Angolan politician (born 1972)

Emília Carlota Sebastião Celestino Dias (born 1972) is an Angolan politician and educator. She has been a member of Angola's National Assembly since 2008. In 2026, she was elected secretary general of the Organization of Angolan Women.

== Biography ==
Emília Carlota Dias was born in Angola's Namibe Province in 1972.

She started her political career in the 1980s as a member of various youth organizations, including the Agostinho Neto Pioneer Organization and the Youth of MPLA. She holds a bachelor's degree in education, specializing in history, and she previously taught at the School of Professional Training in Arts and Crafts in Namibe Province. She also was appointed as a section chief of the Angolan National Institute of Children.

In 2008, Dias was elected to the National Assembly of Angola as a member of the ruling MPLA party, representing the national electoral constituency.

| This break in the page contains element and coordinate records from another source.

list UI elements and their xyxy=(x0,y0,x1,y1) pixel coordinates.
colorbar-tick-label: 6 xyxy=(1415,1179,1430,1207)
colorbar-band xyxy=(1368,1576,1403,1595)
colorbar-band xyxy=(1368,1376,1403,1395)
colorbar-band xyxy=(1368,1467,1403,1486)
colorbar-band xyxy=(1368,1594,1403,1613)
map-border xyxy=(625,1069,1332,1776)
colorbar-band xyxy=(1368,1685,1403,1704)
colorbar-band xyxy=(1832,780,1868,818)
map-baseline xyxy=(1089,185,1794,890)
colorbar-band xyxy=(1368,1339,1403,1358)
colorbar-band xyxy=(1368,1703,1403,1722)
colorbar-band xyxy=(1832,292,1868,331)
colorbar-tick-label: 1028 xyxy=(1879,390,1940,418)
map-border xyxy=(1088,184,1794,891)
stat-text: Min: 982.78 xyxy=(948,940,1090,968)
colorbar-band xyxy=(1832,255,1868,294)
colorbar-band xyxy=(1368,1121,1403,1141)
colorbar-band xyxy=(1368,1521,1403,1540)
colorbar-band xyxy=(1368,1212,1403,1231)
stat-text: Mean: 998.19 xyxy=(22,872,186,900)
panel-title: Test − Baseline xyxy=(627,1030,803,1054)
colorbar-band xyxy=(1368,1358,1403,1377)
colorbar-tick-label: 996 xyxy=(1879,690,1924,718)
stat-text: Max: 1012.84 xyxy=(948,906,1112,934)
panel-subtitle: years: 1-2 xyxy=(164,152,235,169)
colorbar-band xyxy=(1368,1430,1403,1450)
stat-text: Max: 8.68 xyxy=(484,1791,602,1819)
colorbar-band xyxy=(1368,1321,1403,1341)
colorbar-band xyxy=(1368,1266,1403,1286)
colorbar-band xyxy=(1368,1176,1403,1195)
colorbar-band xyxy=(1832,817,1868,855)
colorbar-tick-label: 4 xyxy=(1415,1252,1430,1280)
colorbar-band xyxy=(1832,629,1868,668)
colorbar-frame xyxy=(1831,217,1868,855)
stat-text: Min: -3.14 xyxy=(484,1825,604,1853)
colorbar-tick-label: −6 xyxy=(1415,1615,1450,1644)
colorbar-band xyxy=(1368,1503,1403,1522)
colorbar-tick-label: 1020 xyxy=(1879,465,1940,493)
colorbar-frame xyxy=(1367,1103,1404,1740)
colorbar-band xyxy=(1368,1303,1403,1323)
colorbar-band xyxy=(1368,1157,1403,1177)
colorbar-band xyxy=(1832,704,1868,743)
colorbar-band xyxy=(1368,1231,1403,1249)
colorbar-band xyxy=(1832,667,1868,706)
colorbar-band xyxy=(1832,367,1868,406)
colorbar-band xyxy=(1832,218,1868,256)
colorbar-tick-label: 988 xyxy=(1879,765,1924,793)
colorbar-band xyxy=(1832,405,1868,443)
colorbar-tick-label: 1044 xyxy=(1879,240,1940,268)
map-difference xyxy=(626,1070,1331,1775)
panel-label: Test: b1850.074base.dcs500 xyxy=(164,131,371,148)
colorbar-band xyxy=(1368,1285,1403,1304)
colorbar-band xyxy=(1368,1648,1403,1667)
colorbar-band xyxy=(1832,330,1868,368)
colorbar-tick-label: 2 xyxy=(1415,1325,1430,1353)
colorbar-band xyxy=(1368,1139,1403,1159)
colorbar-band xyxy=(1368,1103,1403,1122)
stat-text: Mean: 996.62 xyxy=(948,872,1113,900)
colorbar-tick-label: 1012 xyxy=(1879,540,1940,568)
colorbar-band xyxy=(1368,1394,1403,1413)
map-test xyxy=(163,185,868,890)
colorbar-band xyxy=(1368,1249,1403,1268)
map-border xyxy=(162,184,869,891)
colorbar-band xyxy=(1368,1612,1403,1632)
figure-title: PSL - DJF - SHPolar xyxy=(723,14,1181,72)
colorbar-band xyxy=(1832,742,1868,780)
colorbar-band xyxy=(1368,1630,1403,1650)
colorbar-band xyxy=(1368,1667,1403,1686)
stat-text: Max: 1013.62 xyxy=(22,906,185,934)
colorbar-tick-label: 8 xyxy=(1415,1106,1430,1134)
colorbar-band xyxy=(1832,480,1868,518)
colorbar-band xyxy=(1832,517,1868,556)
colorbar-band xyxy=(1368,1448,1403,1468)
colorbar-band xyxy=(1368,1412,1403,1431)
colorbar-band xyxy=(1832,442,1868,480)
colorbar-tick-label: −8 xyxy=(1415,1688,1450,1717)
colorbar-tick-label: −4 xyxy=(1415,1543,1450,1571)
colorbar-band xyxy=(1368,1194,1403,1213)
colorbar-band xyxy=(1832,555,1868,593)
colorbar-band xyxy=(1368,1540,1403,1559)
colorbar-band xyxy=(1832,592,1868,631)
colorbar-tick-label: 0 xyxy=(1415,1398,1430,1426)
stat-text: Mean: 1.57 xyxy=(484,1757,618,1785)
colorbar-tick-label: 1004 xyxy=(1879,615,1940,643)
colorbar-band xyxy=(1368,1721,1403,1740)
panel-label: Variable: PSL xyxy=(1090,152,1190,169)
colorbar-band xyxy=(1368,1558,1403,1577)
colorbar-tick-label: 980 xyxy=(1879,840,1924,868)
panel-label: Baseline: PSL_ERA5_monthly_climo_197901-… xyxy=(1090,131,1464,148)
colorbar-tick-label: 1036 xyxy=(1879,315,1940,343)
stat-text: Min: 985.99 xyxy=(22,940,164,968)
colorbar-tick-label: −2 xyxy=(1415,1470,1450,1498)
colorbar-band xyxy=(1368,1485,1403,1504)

She was reelected in 2012, 2017, and 2022. In 2010, she served on the Constitutional Assembly that rewrote the Angolan Constitution, becoming one of the document's signatories.

In 2026, she was elected secretary general of the Organization of Angolan Women, succeeding Joana Tomás. She has served on the organization's Central Committee since 2005.

Throughout her career, Dias has advocated for women's empowerment, including support for rural women and the inclusion of women in decision-making processes.